The interior look and feel of the airline’s planes might well be sold as “Boring Blue”: it’s about as depressing and generic as you can get, and equally as far from the Virgin Atlantic approach of injecting glamour into the cabin, even when its actual hard product isn’t hugely above average.

But how do you turn Boring Blue into something that people actually want to fly?

It’s not unheard of for regional aircraft to be pleasant.

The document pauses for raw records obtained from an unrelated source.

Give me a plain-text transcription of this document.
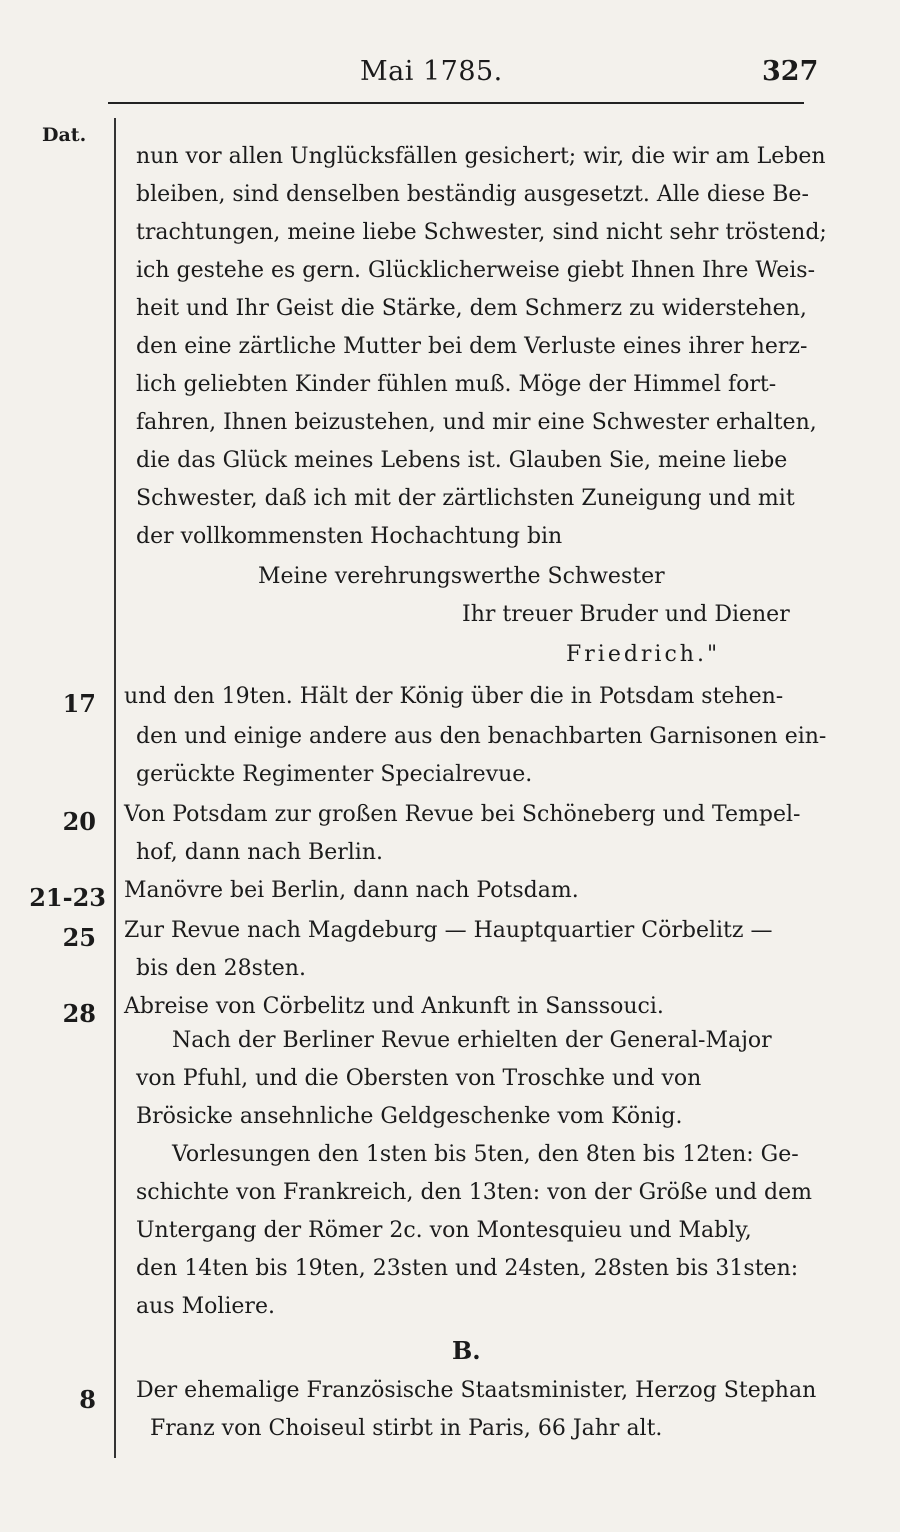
Mai 1785.	327
Dat.
nun vor allen Unglücksfällen gesichert; wir, die wir am Leben
bleiben, sind denselben beständig ausgesetzt. Alle diese Be-
trachtungen, meine liebe Schwester, sind nicht sehr tröstend;
ich gestehe es gern. Glücklicherweise giebt Ihnen Ihre Weis-
heit und Ihr Geist die Stärke, dem Schmerz zu widerstehen,
den eine zärtliche Mutter bei dem Verluste eines ihrer herz-
lich geliebten Kinder fühlen muß. Möge der Himmel fort-
fahren, Ihnen beizustehen, und mir eine Schwester erhalten,
die das Glück meines Lebens ist. Glauben Sie, meine liebe
Schwester, daß ich mit der zärtlichsten Zuneigung und mit
der vollkommensten Hochachtung bin
Meine verehrungswerthe Schwester
Ihr treuer Bruder und Diener
Friedrich."
17 und den 19ten. Hält der König über die in Potsdam stehen-
den und einige andere aus den benachbarten Garnisonen ein-
gerückte Regimenter Specialrevue.
20 Von Potsdam zur großen Revue bei Schöneberg und Tempel-
hof, dann nach Berlin.
21-23 Manövre bei Berlin, dann nach Potsdam.
25 Zur Revue nach Magdeburg — Hauptquartier Cörbelitz —
bis den 28sten.
28 Abreise von Cörbelitz und Ankunft in Sanssouci.
Nach der Berliner Revue erhielten der General-Major
von Pfuhl, und die Obersten von Troschke und von
Brösicke ansehnliche Geldgeschenke vom König.
Vorlesungen den 1sten bis 5ten, den 8ten bis 12ten: Ge-
schichte von Frankreich, den 13ten: von der Größe und dem
Untergang der Römer 2c. von Montesquieu und Mably,
den 14ten bis 19ten, 23sten und 24sten, 28sten bis 31sten:
aus Moliere.
B.
8 Der ehemalige Französische Staatsminister, Herzog Stephan
Franz von Choiseul stirbt in Paris, 66 Jahr alt.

Even the US carriers manage to make their Embraers an aircraft of choice, while Canadian airline Porter does a great job with its Q400s.

Porter’s tactic is partly on board, where it has some of the world’s most comfortable turboprops with an admirable level of passenger experience, even while operating an all-economy service.

It has equipped its Q400s with 32-inch seat pitch as standard with 34 inches in the front, offering 74 seats in a much more elegant beige, complimentary beer, wine and snacks, and beverages in real glassware rather than contributing to the world’s plastic waste problem.

But Porter realizes that, especially for short flights, the ground experience is also important.

It provides a gate lounge area for all its passengers with seating, serve-yourself tea, coffee, juice, soft drinks and water as well as free wifi.

This isn’t just a nice-to-have, although it’s certainly nice: it also encourages passengers to head directly to the gate and hang around there before boarding rather than lingering over a beer at the airport bar, browsing the shops or getting stuck in the Starbucks queue.

I liken that to my last Flybe flight at the end of 2018, when passengers were crammed into a tiny departures zone at the end of a terminal at its main Birmingham hub with barely any seating, let alone any actual amenities, with surly staff providing little information and no assistance to passengers.

Flybe toxic brand
Queueing in a corridor at Flybe’s largest hub is simply poor PaxEx. Photo: John Walton

The options for injecting some Virgin glam into the Flybe experience are many.

A major revamp of its airport operations would be a plus: sprucing up the gate areas and thinking about how to reorganize at minimal cost wouldn’t break the bank.

Onboard, the look and feel of the hard product is an obvious first task, although this will inevitably take time.

On the soft product side, “Café Flybe” menu needs a dramatic shakeup. How about a signature snack and beverage option, even if it’s a juice and water run with a flapjack or muffin?

What about an inexpensive signature cocktail or mocktail? It’s not beyond the realms of the Virgin brand to suggest popping a couple of bottles of inexpensive Prosecco or Cava as an option either.

Virgin Flybe could even take a leaf out of Air New Zealand’s book, offering a range of complimentary options and improved passenger experience during the “Koru Hour” on early morning or evening rush-hour business traveller-focussed flights, with coffee and a breakfast snack in the AM and beer, wine, cider and soft drinks with something savoury in the evening.

The possibilities are there. The question is whether Virgin Atlantic will implement them.

 

1 COMMENT

  1. Unfortuneatly the Porter Lounges closed this year at the time that they were forced to introduce a " bare bones" fare. So now on the ground drinks / cookies have to be purchased. However their customer care/ service is outstanding. If you arrive early at airport they will re-book you on an earlier flight at no charge. Their downtown Toronto Hub (YTZ) is really handy plus the free shuttle into the downtown core. It is very sad that their plans to replace the Q400's with Bombardier " C jets" (A220) were thwarted even though the A220 is quieter.